The act in question is not the strict new Arizona law that President Obama and other members of his administration have criticized. That measure authorizes police to question the immigration status anyone who appears to be in the country illegally.
The law being challenged, the Legal Arizona Workers Act, imposes tougher sanctions than federal law for hiring illegal workers. If the court chooses to hear the case, its ruling could show how receptive the justices would be to arguments that enforcing immigration laws is a federal responsibility that cannot be usurped by the states.
The Arizona act is being challenged by a coalition of organizations that include the U.S. Chamber of Commerce, Hispanic groups and civil libertarians. Business groups want to head off a proliferation of conflicting state laws on employer sanctions, while others worry that the penalties would discourage companies from hiring even those legally in the country.
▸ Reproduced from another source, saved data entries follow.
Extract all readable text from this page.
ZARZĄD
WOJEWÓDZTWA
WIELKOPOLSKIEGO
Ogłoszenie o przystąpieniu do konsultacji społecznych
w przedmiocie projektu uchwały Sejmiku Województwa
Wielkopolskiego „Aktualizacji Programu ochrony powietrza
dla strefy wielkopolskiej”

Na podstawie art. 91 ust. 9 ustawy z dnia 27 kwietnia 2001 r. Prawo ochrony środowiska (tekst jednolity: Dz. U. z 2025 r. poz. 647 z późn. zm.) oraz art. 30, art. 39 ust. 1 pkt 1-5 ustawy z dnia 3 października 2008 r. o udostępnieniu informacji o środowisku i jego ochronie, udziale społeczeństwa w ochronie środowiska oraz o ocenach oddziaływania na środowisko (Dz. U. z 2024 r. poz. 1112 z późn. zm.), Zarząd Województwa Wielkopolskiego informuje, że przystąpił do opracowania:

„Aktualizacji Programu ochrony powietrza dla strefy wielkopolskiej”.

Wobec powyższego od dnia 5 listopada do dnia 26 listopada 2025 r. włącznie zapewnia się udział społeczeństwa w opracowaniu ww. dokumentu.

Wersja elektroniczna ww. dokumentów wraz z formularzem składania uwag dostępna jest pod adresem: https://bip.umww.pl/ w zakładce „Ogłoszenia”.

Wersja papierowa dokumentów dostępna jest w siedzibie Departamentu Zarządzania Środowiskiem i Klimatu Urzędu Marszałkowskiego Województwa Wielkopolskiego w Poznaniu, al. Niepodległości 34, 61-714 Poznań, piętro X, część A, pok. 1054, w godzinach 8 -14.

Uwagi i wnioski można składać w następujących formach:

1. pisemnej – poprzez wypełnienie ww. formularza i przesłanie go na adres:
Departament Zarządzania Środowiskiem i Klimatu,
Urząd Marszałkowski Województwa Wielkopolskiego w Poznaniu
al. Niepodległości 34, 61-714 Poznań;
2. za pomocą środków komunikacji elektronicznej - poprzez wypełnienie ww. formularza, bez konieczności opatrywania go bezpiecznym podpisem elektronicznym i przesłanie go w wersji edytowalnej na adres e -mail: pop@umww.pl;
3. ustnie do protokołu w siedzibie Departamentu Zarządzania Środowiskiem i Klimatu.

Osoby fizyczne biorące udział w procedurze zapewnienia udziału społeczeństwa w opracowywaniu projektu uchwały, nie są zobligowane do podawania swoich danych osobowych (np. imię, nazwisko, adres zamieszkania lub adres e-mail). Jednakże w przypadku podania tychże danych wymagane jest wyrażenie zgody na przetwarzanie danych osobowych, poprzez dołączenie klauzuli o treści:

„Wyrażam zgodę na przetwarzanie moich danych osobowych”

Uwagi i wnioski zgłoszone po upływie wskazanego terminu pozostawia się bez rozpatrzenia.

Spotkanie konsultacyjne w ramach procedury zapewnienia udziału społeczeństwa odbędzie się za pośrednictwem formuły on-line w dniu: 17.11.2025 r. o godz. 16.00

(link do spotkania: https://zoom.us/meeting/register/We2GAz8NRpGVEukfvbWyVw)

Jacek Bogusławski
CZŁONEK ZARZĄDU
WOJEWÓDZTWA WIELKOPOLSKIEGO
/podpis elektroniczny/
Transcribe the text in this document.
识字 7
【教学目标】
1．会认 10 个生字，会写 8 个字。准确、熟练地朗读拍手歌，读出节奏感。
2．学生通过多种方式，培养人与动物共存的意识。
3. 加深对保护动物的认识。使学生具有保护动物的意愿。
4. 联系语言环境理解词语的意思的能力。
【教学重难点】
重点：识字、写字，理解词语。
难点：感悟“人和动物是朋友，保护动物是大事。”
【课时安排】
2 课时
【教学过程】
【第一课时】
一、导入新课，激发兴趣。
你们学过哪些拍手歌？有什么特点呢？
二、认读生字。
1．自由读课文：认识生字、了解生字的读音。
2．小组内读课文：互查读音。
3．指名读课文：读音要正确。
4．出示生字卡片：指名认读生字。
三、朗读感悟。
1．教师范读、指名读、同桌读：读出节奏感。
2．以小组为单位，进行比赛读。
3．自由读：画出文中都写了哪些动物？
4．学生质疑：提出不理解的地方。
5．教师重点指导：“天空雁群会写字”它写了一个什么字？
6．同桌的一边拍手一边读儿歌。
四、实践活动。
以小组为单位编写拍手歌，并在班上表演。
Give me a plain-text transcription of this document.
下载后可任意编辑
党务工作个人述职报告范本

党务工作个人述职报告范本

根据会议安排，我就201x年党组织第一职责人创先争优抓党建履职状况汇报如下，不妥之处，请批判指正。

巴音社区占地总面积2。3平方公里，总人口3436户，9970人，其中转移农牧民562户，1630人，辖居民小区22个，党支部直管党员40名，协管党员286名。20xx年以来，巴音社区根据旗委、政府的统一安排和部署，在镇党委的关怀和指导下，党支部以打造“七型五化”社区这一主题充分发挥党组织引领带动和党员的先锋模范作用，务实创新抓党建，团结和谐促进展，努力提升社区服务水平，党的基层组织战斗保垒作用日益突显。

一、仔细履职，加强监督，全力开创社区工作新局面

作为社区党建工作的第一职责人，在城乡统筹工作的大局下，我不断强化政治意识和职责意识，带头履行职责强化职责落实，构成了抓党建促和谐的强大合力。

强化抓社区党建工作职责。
The administration, in a brief submitted by Acting Solicitor General Neal Katyal, said federal law should preempt state efforts.
The Arizona law would "disrupt a careful balance that Congress struck nearly 25 years ago between two interests of the highest importance: ensuring that employers do not undermine enforcement of immigration laws by hiring unauthorized workers, while also ensuring that employers not discriminate against racial and ethnic minorities legally in the country," Katyal wrote.
The court asked the government in November for its view of the case. The response might have been delayed by two factors. Homeland Security Secretary Janet Napolitano is the state's former governor and was the first defendant when the challenge was filed. And Obama selected Solicitor General Elena Kagan this month as his choice to replace retiring Justice John Paul Stevens.
Separately, Justice Department officials met Friday in Phoenix with Arizona Attorney General Terry Goddard and aides to Gov. Jan Brewer (R) to express strong reservations about the new law, which goes into effect July 29. The administration fears the law could lead to widespread racial profiling.
The case the court is considering is Chamber of Commerce v. Candelaria.